Есть такая концепция: Бог обязательно отсечет от нашей души греховные склонности, если между нашей душой и греховностью останется хоть какой-то зазор. Вот тут-то и суть проблемы. Представьте себе хирурга, который делает операцию. Вот эта нога уже нежизнеспособна – отрезает. Вот эту руку уже не вылечить – отрезает. Желудок, кажется, уже насквозь прогнил, но хирург-виртуоз вырезает три четверти желудка, с оставшимся можно жить. А дальше? Если уже все органы человека насквозь пронизаны болезнью и подлежат удалению? Что прикажете делать хирургу, если отрезать всё больное, означает уничтожить человека? Если хирург – Сам Бог, Он может не отрезать омертвевшие ткани души, а просто заменить их на здоровые. Но если уже все части души насквозь пронизаны некрозом, то такое лечение фактически означает уничтожение личности и создание вместо неё другой. Но ведь мы, вроде не этого хотим? А мы вообще понимаем, чего мы хотим?
Представьте себе, что вы молили, молили о прощении своего любимого грешника и наконец ему это прощение вымолили. И вот вы его встречаете, а он совсем другой, не тот, которого вы знали. Вместе с греховными наклонностями исчезло множество индивидуальных черт, которые составляли уникальность, неповторимость его личности. Перед вами незнакомый, чужой человек. Вы, может быть, заплачете: «Нельзя, что ли было греховность убрать, а индивидуальность оставить?» Да как же это сделать в том случае, когда вся индивидуальность целиком базируется на греховности?

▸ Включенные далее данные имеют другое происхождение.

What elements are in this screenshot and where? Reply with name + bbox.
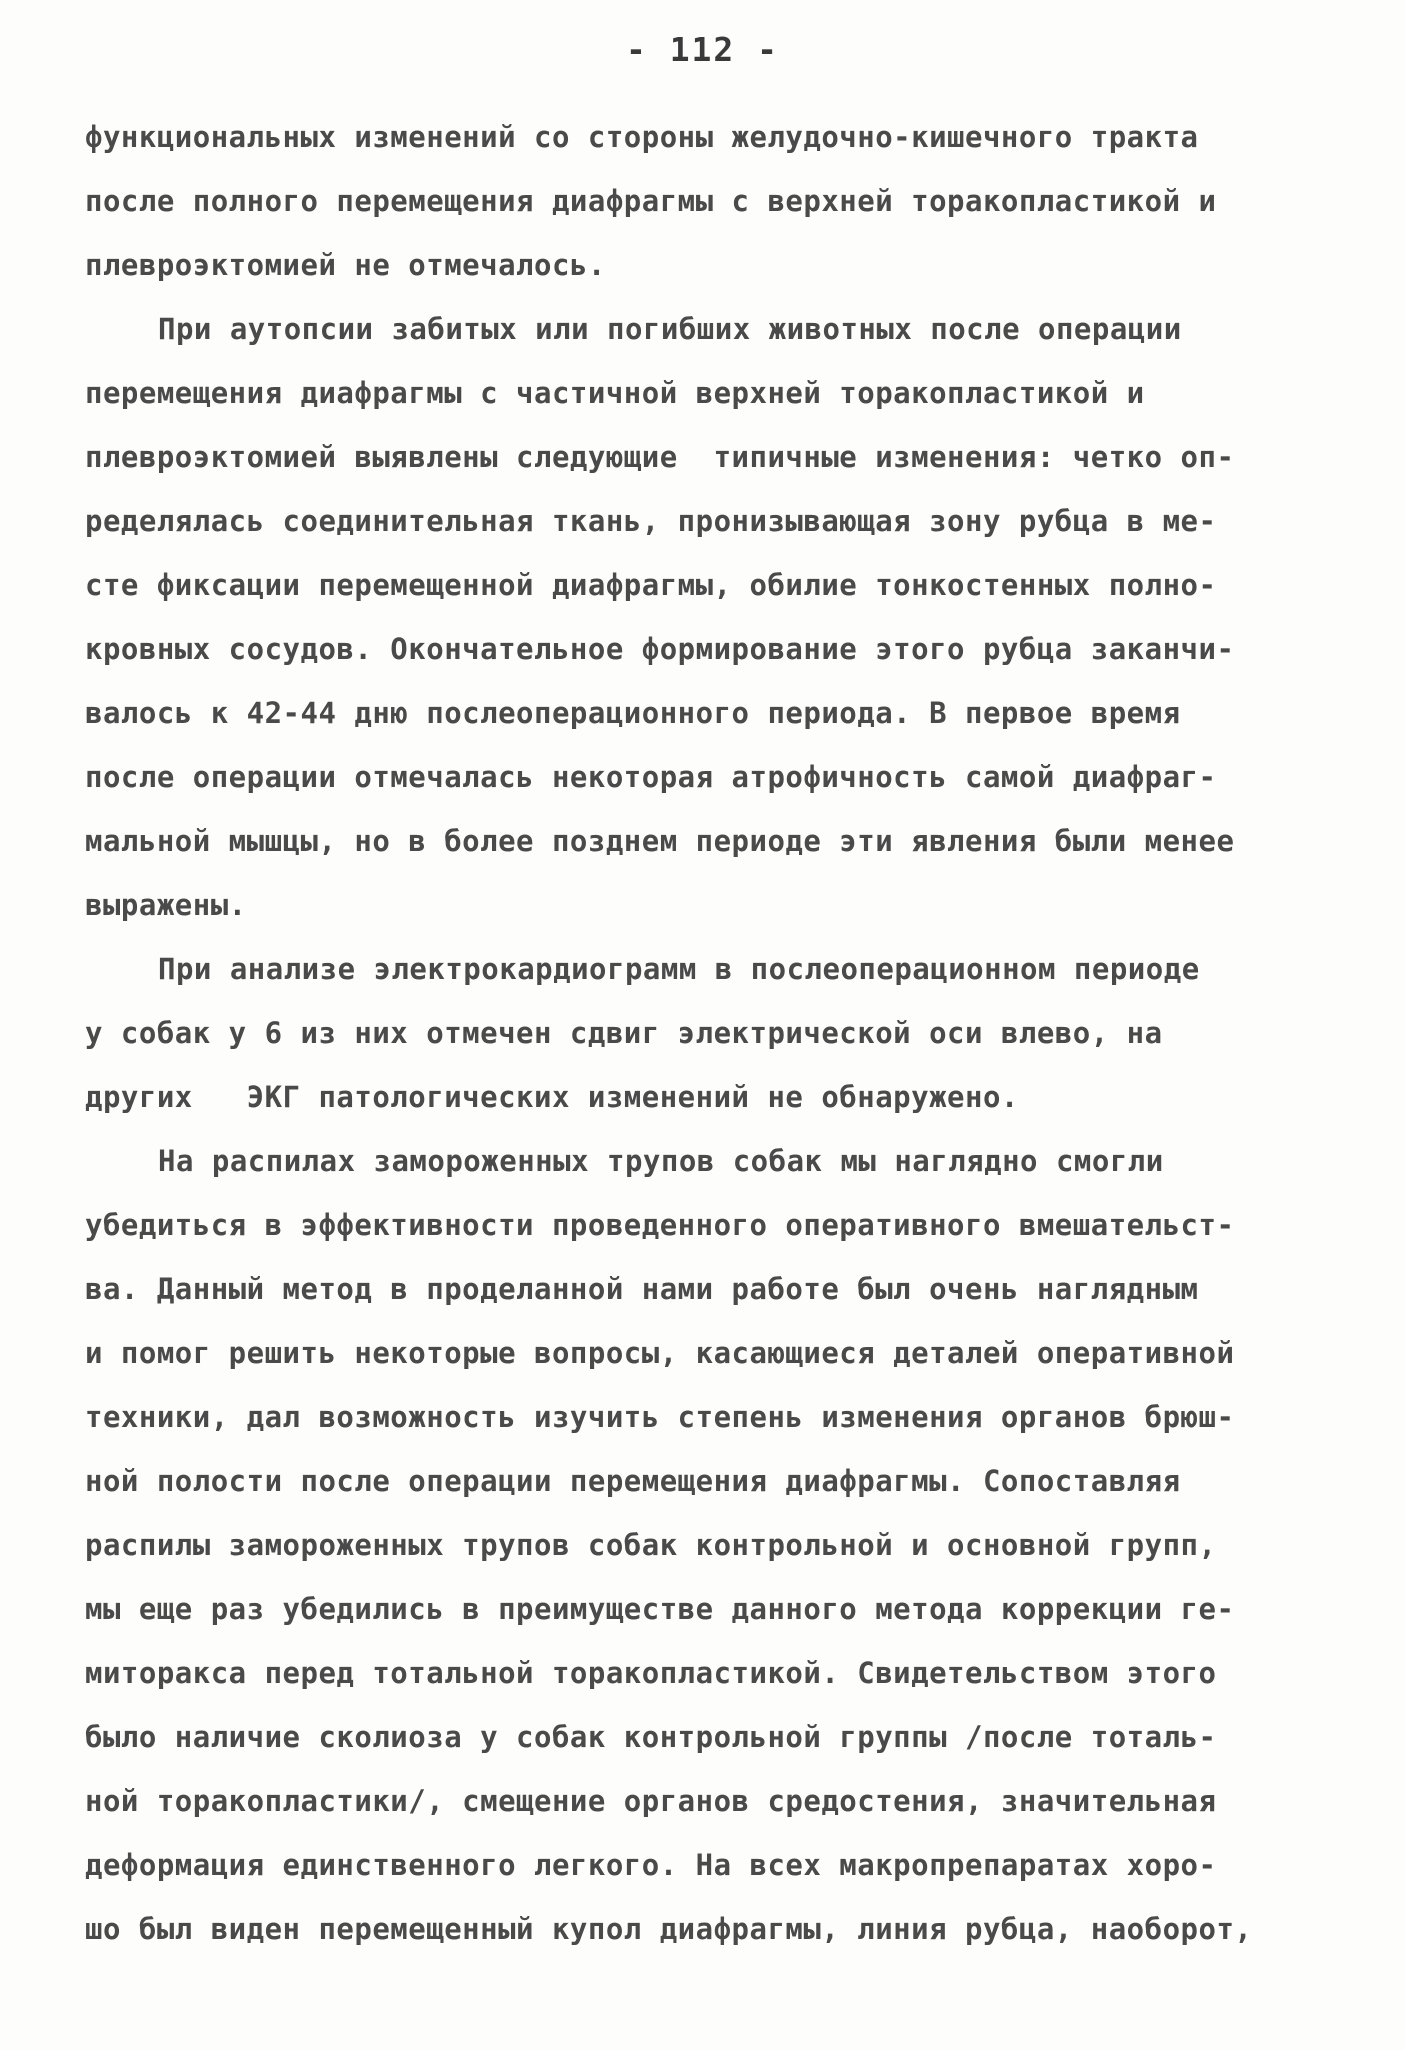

Так что же означает сохранение зазора между личностью и грехом? Примерно то, о чем говорил апостол Павел: «Что ненавижу, то и люблю». Человека со страшной силой влечет ко греху, то есть он любит грех, но если он одновременно с этим и ненавидит грех, понимает, что он его убивает, тогда ещё есть надежда. Если человек вопит: «Это не я, Господи, это моя болезнь, по слабости своей я делаю то, чего делать не хочу, я искренне считаю губительным и неправильным то, что я делаю», значит между личностью и её страстью сохраняется зазор. Если стремление к Богу и стремление ко греху лежат рядом в душе человека, значит Бог может провести между ними скальпелем. Если же стремление ко греху составляет уже самую сущность человека, то скальпель не поможет.
Однажды нашему знаменитому поэту предложили поехать в хороший санаторий и пройти курс лечения от алкоголизма, а он ответил: «Я, Николай Михайлович Рубцов, возможность трезвой жизни отрицаю». И тут уж было ни чего не поделать. Можно было простить поэту его пьяные выходки, но нельзя было вложить в него желание трезвой жизни. Боюсь, что Николай Михайлович и до сих пор пьян.